MS271 - Battery Modeling & Validation for Industrial Applications: Multi-Scale and Multi-Physics Approaches
Keywords: homogenization, impact, micro–macro coupling, multi-physics, structural mechanics, Battery modelling
The efficient and reliable modeling of battery cells is a key enabler for improving performance, lifetime and safety in various industrial applications, especially under the increasing demand for advanced energy storage solutions. This mini-symposium addresses micro-macro simulation approaches, focusing on the individual constitutive modeling of anodes, cathodes, and separators, along with the challenges of homogenization to model the mechanical, electrical, and thermal behavior of battery cells and whole battery systems. Therefore, all possible aspects of multi-physical modeling, that could typically include the solution and coupling of mechanical, electrical, chemical, thermal and fluid fields, are targeted.

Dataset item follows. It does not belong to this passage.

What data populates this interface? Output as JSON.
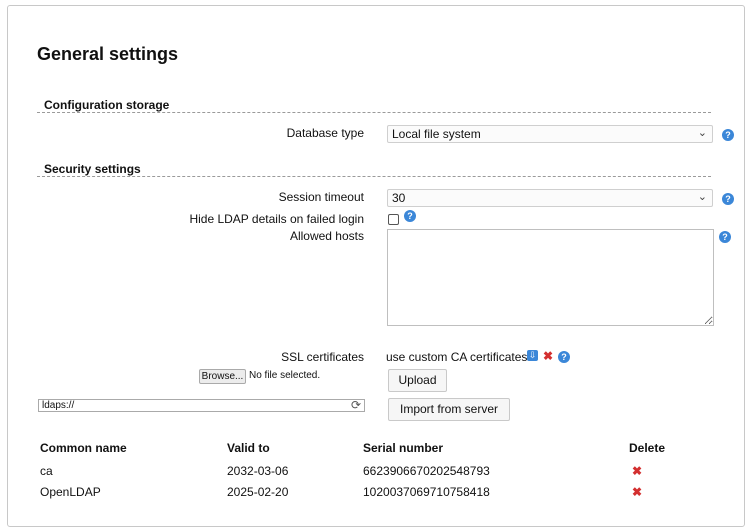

Coated anodes, typically composed of graphite or silicon, exhibit distinct material properties that significantly influence battery performance. Graphite anodes, while stable and well-understood, are limited by their capacity and lithium-ion diffusion rates, which can lead to capacity fade. On the cathode side, materials such as lithium nickel manganese cobalt oxide (NMC) and lithium iron phosphate (LFP) present varying performance profiles. Separators, which serve as barriers to prevent short circuits while allowing ionic transport, must also be carefully considered. Commonly used materials like polyethylene (PE) and polypropylene (PP) must balance mechanical strength and ionic conductivity. The separator’s properties can vary based on the design of the cell—whether it is a prismatic stack or a cylindrical winding—impacting the overall performance and safety of the battery.
A significant challenge in the industrial application of these technologies is the homogenization of the complex behaviors exhibited by these materials, since the size of high-fidelity models is prohibitive in many industrial applications. Various interaction effects due to charging, cooling, swelling and even mechanical impact on battery systems are of utmost importance for the industrial application of battery systems. This mini-symposium should highlight cutting-edge coupled simulation methods, including AI-driven approaches, that facilitate the integration of detailed microstructural data into macroscopic models. By leveraging machine learning techniques, it is expected to enhance the predictive accuracy of models, enabling real-time optimization of battery designs and performance under various operational conditions.